Comment by LegionMammal978
3 years ago
It's interesting, trying to figure out the conceptual basis for the greater power-per-bit of BLC compared to classical TMs. I wonder if it simply has to do with how β-reduction can pack so many more copy-and-pastes into a byte than TM states can, especially relative to the normal form that we use to define BB_λ. At small sizes, classical TMs are forced to do weird Collatz-like tricks, whereas BLC gets nearly-instant exponentiation. Do you have any thoughts on this?
(Also, I've been thinking of how that BB_λ conjecture might be proven. One strategy I'm thinking of for sufficiently large n would be to create a compression scheme for TMs which omits many copies of machines and trivial machines that cannot contribute to BB_TM, to get past the naive 2n(2+log₂(n+1))-bit bound. Then, we create a BLC program with a decompressor and a TM interpreter, to which a compressed TM can be appended. But the compression would have to be good enough to get around the overhead of bit sequences not being natively expressible in BLM.)
Binary Lambda Calculus seems to spend its bits much more wisely than a Turing Machine encoding, working at a much higher level of abstraction. Defining and applying functions performs more useful work than moving a tape head around and jumping from state to state. The Turing Machine is also severely hampered by the pure sequential nature of the tape, where lambda calculus has access to all kinds of easily defined data structures.
> One strategy I'm thinking of for sufficiently large n would be to create a compression scheme for TMs
The universal variant https://oeis.org/A361211 of the lambda busy beaver can easily simulate any binary encoded TM with fixed overhead.
> Binary Lambda Calculus seems to spend its bits much more wisely than a Turing Machine encoding, working at a much higher level of abstraction. Defining and applying functions performs more useful work than moving a tape head around and jumping from state to state.
That's what I mean by β-reduction being a more powerful operation: it can copy a term into arbitrary points in the program. (In the BB context, I like to think of BLC in terms of substitution rather than functions.) So I wonder if the comparison is somewhat biased, since applying a TM transition is logically simpler than applying a BTC β-reduction, which involves recursively parsing the current state, substituting, and reindexing.
> The Turing Machine is also severely hampered by the pure sequential nature of the tape, where lambda calculus has access to all kinds of easily defined data structures.

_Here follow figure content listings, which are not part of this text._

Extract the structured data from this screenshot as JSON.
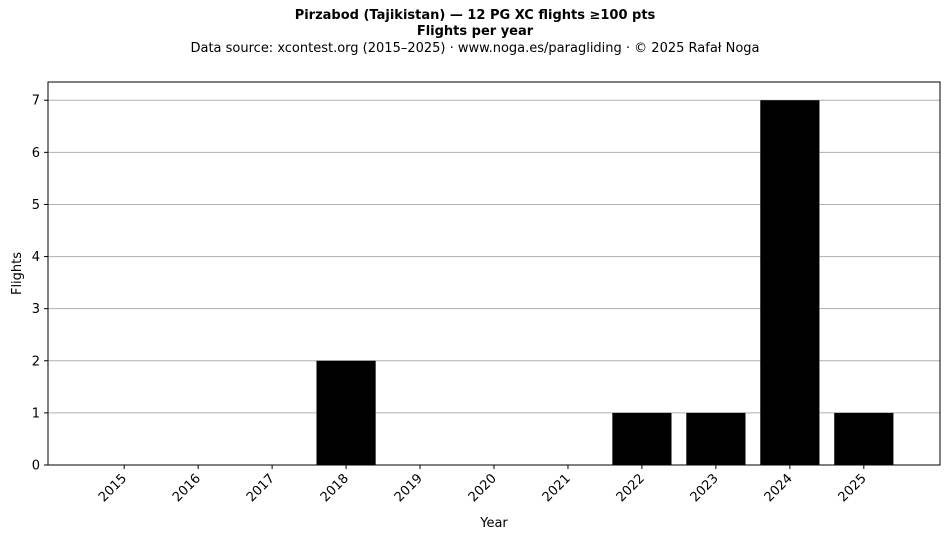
{
  "header": {
    "title": "Pirzabod (Tajikistan)  —  12 PG XC flights ≥100 pts",
    "subtitle": "Flights per year",
    "source": "Data source: xcontest.org (2015–2025)  ·  www.noga.es/paragliding  ·  © 2025 Rafał Noga"
  },
  "chart_data": {
    "type": "bar",
    "title": "Pirzabod (Tajikistan)  —  12 PG XC flights ≥100 pts",
    "subtitle": "Flights per year",
    "xlabel": "Year",
    "ylabel": "Flights",
    "categories": [
      "2015",
      "2016",
      "2017",
      "2018",
      "2019",
      "2020",
      "2021",
      "2022",
      "2023",
      "2024",
      "2025"
    ],
    "values": [
      0,
      0,
      0,
      2,
      0,
      0,
      0,
      1,
      1,
      7,
      1
    ],
    "ylim": [
      0,
      7.35
    ],
    "yticks": [
      0,
      1,
      2,
      3,
      4,
      5,
      6,
      7
    ],
    "grid": "horizontal",
    "bar_color": "#000000",
    "grid_color": "#b0b0b0"
  }
}
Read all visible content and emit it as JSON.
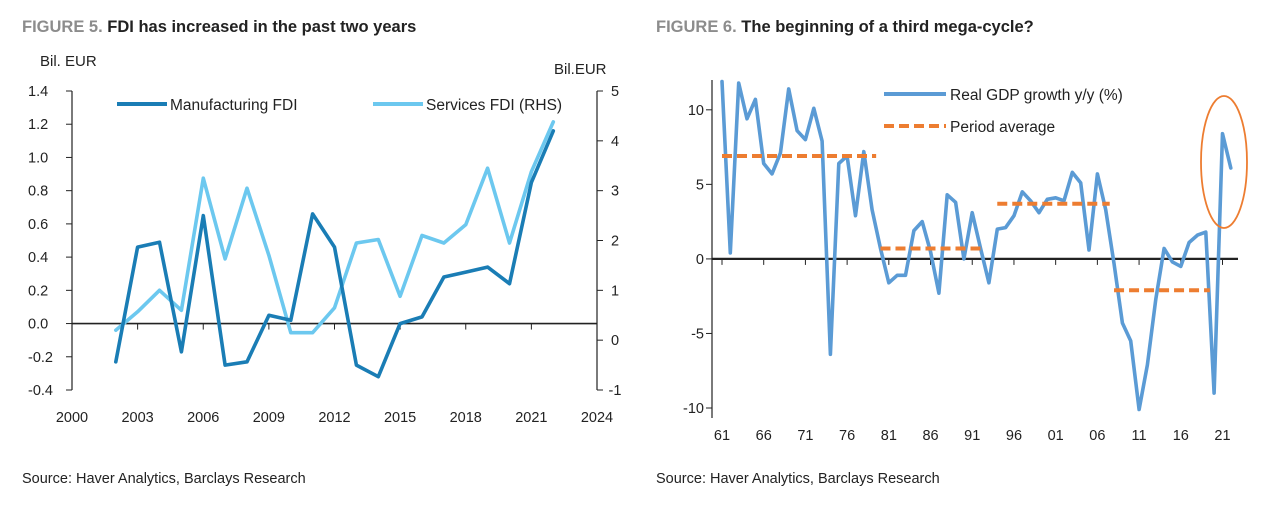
{
  "figure5": {
    "title_num": "FIGURE 5.",
    "title_text": "FDI has increased in the past two years",
    "source": "Source: Haver Analytics, Barclays Research"
  },
  "figure6": {
    "title_num": "FIGURE 6.",
    "title_text": "The beginning of a third mega-cycle?",
    "source": "Source: Haver Analytics, Barclays Research"
  },
  "colors": {
    "dark_blue": "#1a7db5",
    "light_blue": "#6cc8ef",
    "gdp_blue": "#5b9bd5",
    "orange": "#ed7d31"
  },
  "chart_data": [
    {
      "type": "line",
      "title": "FDI has increased in the past two years",
      "ylabel_left": "Bil. EUR",
      "ylabel_right": "Bil.EUR",
      "xlim": [
        2000,
        2024
      ],
      "ylim_left": [
        -0.4,
        1.4
      ],
      "ylim_right": [
        -1,
        5
      ],
      "x_ticks": [
        2000,
        2003,
        2006,
        2009,
        2012,
        2015,
        2018,
        2021,
        2024
      ],
      "x_tick_labels": [
        "2000",
        "2003",
        "2006",
        "2009",
        "2012",
        "2015",
        "2018",
        "2021",
        "2024"
      ],
      "y_ticks_left": [
        -0.4,
        -0.2,
        0.0,
        0.2,
        0.4,
        0.6,
        0.8,
        1.0,
        1.2,
        1.4
      ],
      "y_tick_labels_left": [
        "-0.4",
        "-0.2",
        "0.0",
        "0.2",
        "0.4",
        "0.6",
        "0.8",
        "1.0",
        "1.2",
        "1.4"
      ],
      "y_ticks_right": [
        -1,
        0,
        1,
        2,
        3,
        4,
        5
      ],
      "y_tick_labels_right": [
        "-1",
        "0",
        "1",
        "2",
        "3",
        "4",
        "5"
      ],
      "x": [
        2002,
        2003,
        2004,
        2005,
        2006,
        2007,
        2008,
        2009,
        2010,
        2011,
        2012,
        2013,
        2014,
        2015,
        2016,
        2017,
        2018,
        2019,
        2020,
        2021,
        2022
      ],
      "series": [
        {
          "name": "Manufacturing FDI",
          "axis": "left",
          "color": "#1a7db5",
          "values": [
            -0.23,
            0.46,
            0.49,
            -0.17,
            0.65,
            -0.25,
            -0.23,
            0.05,
            0.02,
            0.66,
            0.46,
            -0.25,
            -0.32,
            0.0,
            0.04,
            0.28,
            0.31,
            0.34,
            0.24,
            0.85,
            1.16
          ]
        },
        {
          "name": "Services FDI (RHS)",
          "axis": "right",
          "color": "#6cc8ef",
          "values": [
            0.2,
            0.57,
            1.0,
            0.6,
            3.25,
            1.63,
            3.05,
            1.7,
            0.15,
            0.15,
            0.65,
            1.95,
            2.02,
            0.88,
            2.1,
            1.95,
            2.32,
            3.45,
            1.95,
            3.38,
            4.38
          ]
        }
      ]
    },
    {
      "type": "line",
      "title": "The beginning of a third mega-cycle?",
      "xlim": [
        1961,
        2023
      ],
      "ylim": [
        -10,
        12
      ],
      "x_tick_labels": [
        "61",
        "66",
        "71",
        "76",
        "81",
        "86",
        "91",
        "96",
        "01",
        "06",
        "11",
        "16",
        "21"
      ],
      "x_ticks": [
        1961,
        1966,
        1971,
        1976,
        1981,
        1986,
        1991,
        1996,
        2001,
        2006,
        2011,
        2016,
        2021
      ],
      "y_ticks": [
        -10,
        -5,
        0,
        5,
        10
      ],
      "y_tick_labels": [
        "-10",
        "-5",
        "0",
        "5",
        "10"
      ],
      "series": [
        {
          "name": "Real GDP growth y/y (%)",
          "color": "#5b9bd5",
          "x": [
            1961,
            1962,
            1963,
            1964,
            1965,
            1966,
            1967,
            1968,
            1969,
            1970,
            1971,
            1972,
            1973,
            1974,
            1975,
            1976,
            1977,
            1978,
            1979,
            1980,
            1981,
            1982,
            1983,
            1984,
            1985,
            1986,
            1987,
            1988,
            1989,
            1990,
            1991,
            1992,
            1993,
            1994,
            1995,
            1996,
            1997,
            1998,
            1999,
            2000,
            2001,
            2002,
            2003,
            2004,
            2005,
            2006,
            2007,
            2008,
            2009,
            2010,
            2011,
            2012,
            2013,
            2014,
            2015,
            2016,
            2017,
            2018,
            2019,
            2020,
            2021,
            2022
          ],
          "values": [
            11.9,
            0.4,
            11.8,
            9.4,
            10.7,
            6.4,
            5.7,
            7.1,
            11.4,
            8.6,
            8.0,
            10.1,
            7.9,
            -6.4,
            6.4,
            6.9,
            2.9,
            7.2,
            3.3,
            0.7,
            -1.6,
            -1.1,
            -1.1,
            1.9,
            2.5,
            0.5,
            -2.3,
            4.3,
            3.8,
            0.0,
            3.1,
            0.7,
            -1.6,
            2.0,
            2.1,
            2.9,
            4.5,
            3.9,
            3.1,
            4.0,
            4.1,
            3.9,
            5.8,
            5.1,
            0.6,
            5.7,
            3.3,
            -0.3,
            -4.3,
            -5.5,
            -10.1,
            -7.1,
            -2.7,
            0.7,
            -0.2,
            -0.5,
            1.1,
            1.6,
            1.8,
            -9.0,
            8.4,
            6.1
          ]
        },
        {
          "name": "Period average",
          "color": "#ed7d31",
          "style": "dashed",
          "segments": [
            {
              "x_start": 1961,
              "x_end": 1979,
              "value": 6.9
            },
            {
              "x_start": 1980,
              "x_end": 1992,
              "value": 0.7
            },
            {
              "x_start": 1994,
              "x_end": 2007,
              "value": 3.7
            },
            {
              "x_start": 2008,
              "x_end": 2019,
              "value": -2.1
            }
          ]
        }
      ],
      "annotation": "circle around 2021-2022"
    }
  ]
}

I'd say TMs have plenty of data structures, but most of the useful ones are weird and alien since the the control flow has to be encoded on the tape alongside the data, vs. BLC which can precisely direct where a term should be substituted. The real hamper IMO is the locality of the tape: a TM can't move a block of data across another block of data on the tape without wasting valuable states.

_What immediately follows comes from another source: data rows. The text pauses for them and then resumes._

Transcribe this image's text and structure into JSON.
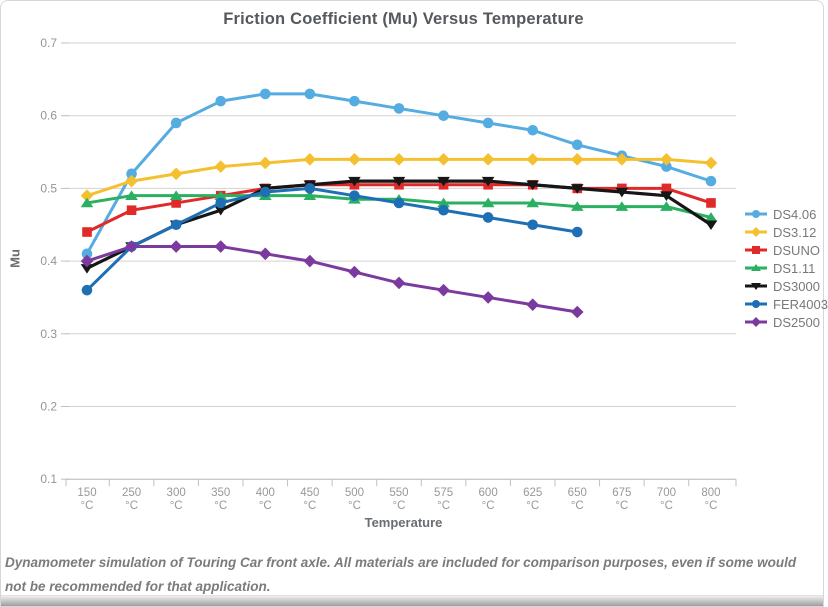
{
  "header": {
    "title": "Friction Coefficient (Mu) Versus Temperature"
  },
  "axes": {
    "y_title": "Mu",
    "x_title": "Temperature"
  },
  "footer": {
    "caption": "Dynamometer simulation of Touring Car front axle. All materials are included for comparison purposes, even if some would not be recommended for that application."
  },
  "palette": {
    "gridline": "#d2d2d2",
    "axis_line": "#c0c0c0",
    "tick_text": "#96999c",
    "title_text": "#55595d",
    "legend_text": "#76797c",
    "caption_text": "#7b7b7b"
  },
  "chart_data": {
    "type": "line",
    "title": "Friction Coefficient (Mu) Versus Temperature",
    "xlabel": "Temperature",
    "ylabel": "Mu",
    "ylim": [
      0.1,
      0.7
    ],
    "y_ticks": [
      0.7,
      0.6,
      0.5,
      0.4,
      0.3,
      0.2,
      0.1
    ],
    "grid": true,
    "legend_position": "right",
    "categories": [
      150,
      250,
      300,
      350,
      400,
      450,
      500,
      550,
      575,
      600,
      625,
      650,
      675,
      700,
      800
    ],
    "category_unit": "°C",
    "series": [
      {
        "name": "DS4.06",
        "color": "#55ace0",
        "marker": "circle",
        "values": [
          0.41,
          0.52,
          0.59,
          0.62,
          0.63,
          0.63,
          0.62,
          0.61,
          0.6,
          0.59,
          0.58,
          0.56,
          0.545,
          0.53,
          0.51
        ]
      },
      {
        "name": "DS3.12",
        "color": "#f5c02f",
        "marker": "diamond",
        "values": [
          0.49,
          0.51,
          0.52,
          0.53,
          0.535,
          0.54,
          0.54,
          0.54,
          0.54,
          0.54,
          0.54,
          0.54,
          0.54,
          0.54,
          0.535
        ]
      },
      {
        "name": "DSUNO",
        "color": "#e02a2a",
        "marker": "square",
        "values": [
          0.44,
          0.47,
          0.48,
          0.49,
          0.5,
          0.505,
          0.505,
          0.505,
          0.505,
          0.505,
          0.505,
          0.5,
          0.5,
          0.5,
          0.48
        ]
      },
      {
        "name": "DS1.11",
        "color": "#2bb062",
        "marker": "triangle_up",
        "values": [
          0.48,
          0.49,
          0.49,
          0.49,
          0.49,
          0.49,
          0.485,
          0.485,
          0.48,
          0.48,
          0.48,
          0.475,
          0.475,
          0.475,
          0.46
        ]
      },
      {
        "name": "DS3000",
        "color": "#161616",
        "marker": "triangle_down",
        "values": [
          0.39,
          0.42,
          0.45,
          0.47,
          0.5,
          0.505,
          0.51,
          0.51,
          0.51,
          0.51,
          0.505,
          0.5,
          0.495,
          0.49,
          0.45
        ]
      },
      {
        "name": "FER4003",
        "color": "#1f6fb5",
        "marker": "circle",
        "values": [
          0.36,
          0.42,
          0.45,
          0.48,
          0.495,
          0.5,
          0.49,
          0.48,
          0.47,
          0.46,
          0.45,
          0.44,
          null,
          null,
          null
        ]
      },
      {
        "name": "DS2500",
        "color": "#7b3b9e",
        "marker": "diamond",
        "values": [
          0.4,
          0.42,
          0.42,
          0.42,
          0.41,
          0.4,
          0.385,
          0.37,
          0.36,
          0.35,
          0.34,
          0.33,
          null,
          null,
          null
        ]
      }
    ]
  }
}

> The universal variant https://oeis.org/A361211 of the lambda busy beaver can easily simulate any binary encoded TM with fixed overhead.
Of course; the trick is to go from n + c bits to n bits.
One thing that comes to mind is function application, which begets recursion. This is the last quarter of the example program's encoding, while the example TM has enough space for 6 states and no concept of a "goto" or "jmp" that would simulate recursion.
On the contrary, 36 of its 60 bits are dedicated to goto labels. Although you're right that TMs cannot "call" a state then "return" to the caller, as would be expected from a reusable function. Regardless, for busy beaver purposes, most of TMs' state tends to be encoded in the tape rather than the state graph, so I suspect it's the differences in the means of data manipulation that create such a gap. (E.g., with substitution, you can easily move a term across an arbitrary amount of garbage.)